Les pays européens ont beau avoir augmenté leurs dépenses de défense ces dernières années, l’Europe reste mal armée pour assurer sa propre sécurité face aux menaces extérieures. C’est ce que révèle un rapport publié vendredi par un important groupe de réflexion britannique, l’Institut international pour les études stratégiques (IISS). Un constat préoccupant alors que l’invasion russe de l’Ukraine a mis en lumière les faiblesses des capacités militaires européennes.

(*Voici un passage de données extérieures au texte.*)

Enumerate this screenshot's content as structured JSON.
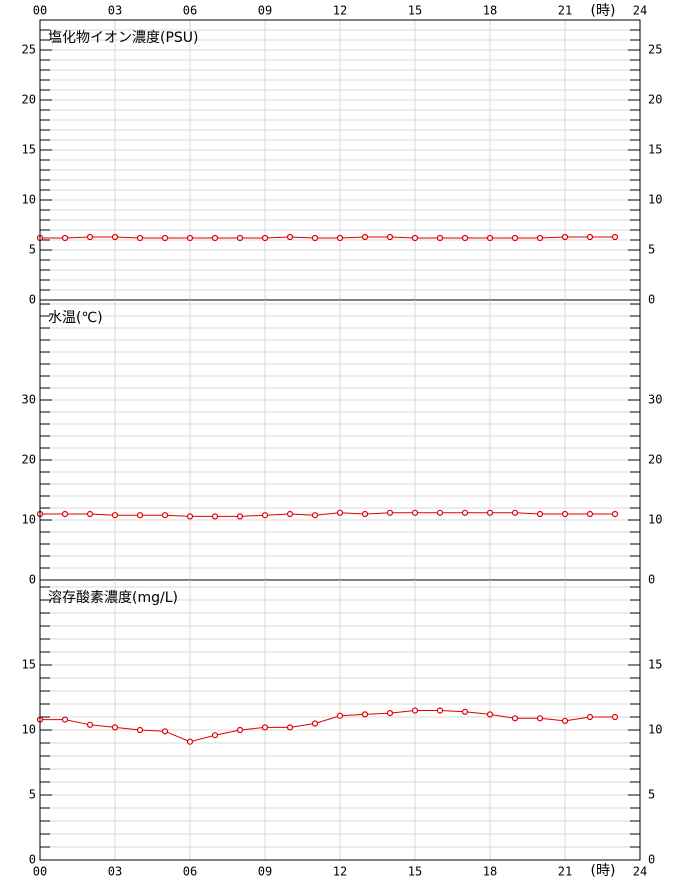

Des effectifs militaires encore insuffisants
Selon l’étude de l’IISS, les principales forces armées européennes souffrent toujours d’un manque d’effectifs. Malgré les efforts de recrutement, trop de pays continuent de voir leurs rangs s’amenuiser sans parvenir à attirer suffisamment les jeunes générations. Une situation qui fragilise la capacité de l’Europe à se défendre par elle-même.
Les experts soulignent également la dépendance persistante des Européens vis-à-vis des États-Unis dans tous les domaines militaires. Une dépendance qui interroge sur la pérennité du soutien américain, notamment depuis la réélection de Donald Trump à la Maison Blanche.
Une hausse des dépenses qui ne comble pas les lacunes
Certes, depuis l’annexion de la Crimée par la Russie en 2014, les membres européens de l’Otan ont accru leurs dépenses de défense de 50%. Mais cela n’a pas suffi à combler les faiblesses structurelles héritées de la fin de la Guerre froide. L’arsenal européen a été sévèrement réduit et l’industrie de défense s’est contractée, limitant les capacités de production.
L’invasion de l’Ukraine en 2022 a cependant donné un coup d’accélérateur. Certains secteurs comme l’artillerie et la défense aérienne ont vu leur production exploser pour répondre aux besoins urgents du front. Le géant allemand Rheinmetall a par exemple décuplé sa fabrication annuelle d’obus de 155 mm.
Vers une Europe de la défense plus autonome ?
Face au défi russe, les dirigeants européens semblent déterminés à renforcer les capacités militaires du continent. La moitié des commandes des pays de l’Otan en Europe vont désormais à des entreprises européennes, contre un tiers auparavant. Un rééquilibrage en faveur d’une industrie de défense plus autonome.
Le nouveau commissaire européen chargé de la défense, Andrius Kubilius, a appelé l’UE à intensifier ses efforts, non pas en réaction à la réélection de Trump mais bien à cause de la menace que représente la Russie. Le président français Emmanuel Macron a lui aussi plaidé pour une Europe qui ne délègue plus éternellement sa sécurité à Washington.
L’indépendance stratégique européenne n’est plus une option, c’est une nécessité.
Un responsable européen de la défense
Mais le chemin sera long et semé d’embûches. Il faudra accroître massivement les budgets, reconstituer des stocks, moderniser les équipements, recruter et former de nouveaux soldats. Autant de défis colossaux qui nécessiteront une véritable volonté politique et des efforts soutenus sur le long terme. L’Europe devra aussi surmonter ses divergences internes et mieux coordonner les actions de ses États membres.
À l’heure où les menaces se multiplient, de la Russie à la Chine en passant par le terrorisme, l’Europe n’a d’autre choix que de se doter des moyens d’assurer elle-même sa sécurité et de défendre ses intérêts vitaux. C’est un impératif stratégique pour ne pas se retrouver à la merci des puissances étrangères dans un monde de plus en plus dangereux et imprévisible. La route est encore longue, mais les premiers jalons d’une véritable défense européenne semblent posés.